In other labor-related stories, Brandon Weber turns a miner’s headlamp on the recent teachers and support staff strike in West Virginia, noting how the struggles of the past instruct those of the present. And Maeve Higgins takes a look at the nannies of New York City, a group to which she once belonged. Americans, she notes, have no problem letting the immigrants Trump likes to demonize take care of their kids.
James Goodman focuses on U.S. immigration courts in his eye-opening piece, “The Wall at Home” (a pun on anti-war protest film The War at Home), measuring the consequences of Trump’s cruelty in terms of shattered lives. Simon Davis-Cohen gives an overview of initiatives on immigration and other issues pushed by progressives in communities across the United States. And Robert Lowes reports on the campaign to get Walgreens to stop selling cigarettes—a practice that puts it on both sides of the nation’s health care equation, causing illness as well as treating it.
But wait, there’s more. Ruth Conniff reports from Mexico on that country’s potentially transformative July 1 election. Bill Forman interviews the black cop who infiltrated the Ku Klux Klan, the subject of Spike Lee’s new film.
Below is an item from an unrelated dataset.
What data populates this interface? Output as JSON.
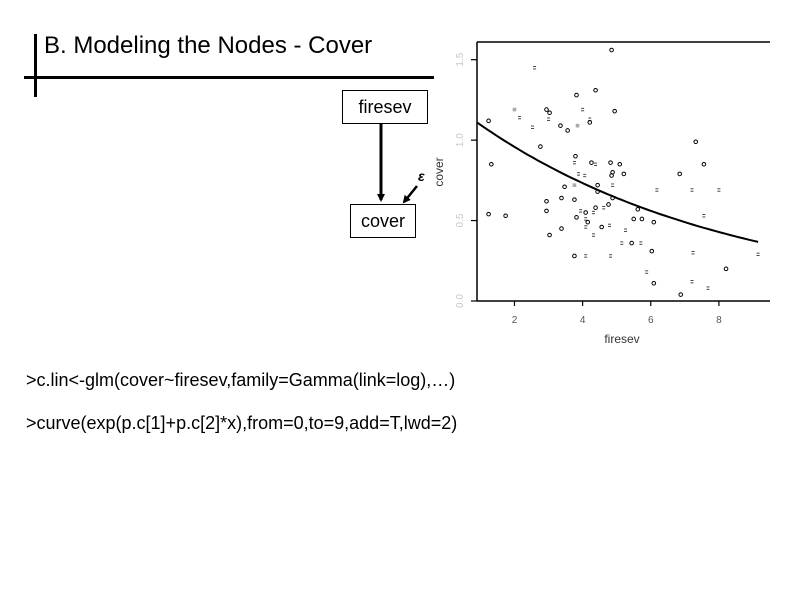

Mike Ervin’s latest column is about people with disabilities who are compelled to move to other states—or feel stuck in their own—because of inconsistencies in available care. And, in an excerpt from his new book, Dan Kaufman relates how the great state of Wisconsin went from being a “laboratory of democracy” to a “testing ground for national conservatives bent on remaking American politics.”
The new photo that appears on this page shows the magazine’s core editorial staff. The four of us, with some vital help from our paid interns and proofreaders, produce one of the nation’s best political magazines—actually, the best—while publishing fresh stories daily online. (See the inside back cover for some recent online highlights; better yet, make visiting our website a part of your everyday routine.) I am proud to have these people as colleagues and all of you as readers. Together, we can and will meet the extraordinary challenges of the moment.